A new contract which extends the school day and paves the way for evening and weekend shifts in return for salaries of up to pound;40,000 is proposed by heads as a solution to the growing recruitment crisis.

The National Association of Head Teachers has seized the initiative in becoming the first union to respond to school standards minister Stephen Byers’ call for a new flexible teaching contract for open-all-hours schools. He has made it clear he intends to scrap the current contract of 1,265 hours a year over 195 days.

The contract proposed by the NAHT would be linked to a new salary scale paying teachers with no extra responsibilities up to pound;31,000.

“I think it is realistic in the context of a recruitment crisis which is building up in secondary schools and looming in primary,’’ David Hart, the general secretary told the conference in Eastbourne.

New figures revealed at the NAHT’s conference show the depth of the recruitment problems, with secondary teacher training courses predicted to be 5,000 students short of target this year.

The NAHT proposals are an attempt to head off moves to cut teachers’ holidays and impose a new contract. The Commons Education select committee chair Margaret Hodge has floated the idea of a longer working year and last week proposed wider use of assistants and information technology to meet the recruitment shortfall - an idea echoed by the Teacher Training Agency.
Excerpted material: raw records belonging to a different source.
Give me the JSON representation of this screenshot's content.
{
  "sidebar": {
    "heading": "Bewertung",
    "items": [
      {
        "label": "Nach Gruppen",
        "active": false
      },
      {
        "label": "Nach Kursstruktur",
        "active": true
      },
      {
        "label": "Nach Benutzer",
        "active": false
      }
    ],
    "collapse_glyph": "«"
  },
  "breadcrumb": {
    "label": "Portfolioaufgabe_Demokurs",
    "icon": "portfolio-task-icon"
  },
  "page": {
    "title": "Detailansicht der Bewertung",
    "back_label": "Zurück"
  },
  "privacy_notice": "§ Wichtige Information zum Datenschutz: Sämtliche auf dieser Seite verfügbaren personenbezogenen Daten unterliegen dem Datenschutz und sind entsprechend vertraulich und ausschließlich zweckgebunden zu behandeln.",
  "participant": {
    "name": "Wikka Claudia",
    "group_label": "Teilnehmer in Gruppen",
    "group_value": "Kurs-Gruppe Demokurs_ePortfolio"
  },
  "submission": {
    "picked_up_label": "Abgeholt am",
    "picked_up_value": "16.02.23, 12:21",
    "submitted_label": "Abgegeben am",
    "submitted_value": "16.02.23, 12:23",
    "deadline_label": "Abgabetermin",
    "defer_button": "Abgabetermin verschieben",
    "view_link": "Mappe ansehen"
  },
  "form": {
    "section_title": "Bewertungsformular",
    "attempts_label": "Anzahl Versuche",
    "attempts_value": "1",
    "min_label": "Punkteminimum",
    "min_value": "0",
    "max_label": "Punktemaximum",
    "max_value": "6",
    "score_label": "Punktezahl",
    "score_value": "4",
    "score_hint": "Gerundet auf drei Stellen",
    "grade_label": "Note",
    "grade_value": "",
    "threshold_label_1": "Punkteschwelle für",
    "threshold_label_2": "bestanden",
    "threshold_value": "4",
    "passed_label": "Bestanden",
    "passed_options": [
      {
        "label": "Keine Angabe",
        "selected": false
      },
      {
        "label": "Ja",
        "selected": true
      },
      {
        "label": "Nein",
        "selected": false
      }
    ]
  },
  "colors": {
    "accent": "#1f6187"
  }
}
The NAHT is proposing a basic 37-and-a-half hour week contract, plus obligatory parents’ meetings, for the existing 39-week year. It would give heads the flexibility to bring in staff to work, for example, from lunchtime to mid-evening to run homework or sports clubs, or to agree additional contracts for extra pay to work weekends.

The controversial clause requiring teachers to do anything else necessary to complete their duties would go, with heads instead relying on teachers’ professionalism. It also assumes the new agreement on cutting bureaucracy will make a significant impact.

Teachers would start on pound;16,000 with automatic increments up to pound;23,000. Further annual increments would take them up to pound;31,000 if the head judges they have shown “acceptable levels of sustained performance” over the year. Higher salaries, up to pound;40,000, would reward management posts.

The proposal would cost pound;200 million in the first year rising to pound;1.6 billion after eight years. ”`That is not excessive if you’re going to bring good honours graduates into teaching,’’ Mr Hart said.

Applications for secondary teacher-training courses are running 13 per cent down compared to the same time last year, with the biggest declines in maths (26 per cent) and science (21 per cent) - areas where there is already a shortage.

Heads told of their difficulty in hiring suitable staff - particularly for middle management posts and in London where the worst-hit primary schools were staffed almost entirely by Australian and New Zealand supply teachers working for a term before backpacking round Europe.

Walthamstow head and NAHT council member Mike Russell said: “We’ve had several children who have been taught for two years by Antipodean supply teachers who were the most experienced teachers in their school apart from the head and deputy.”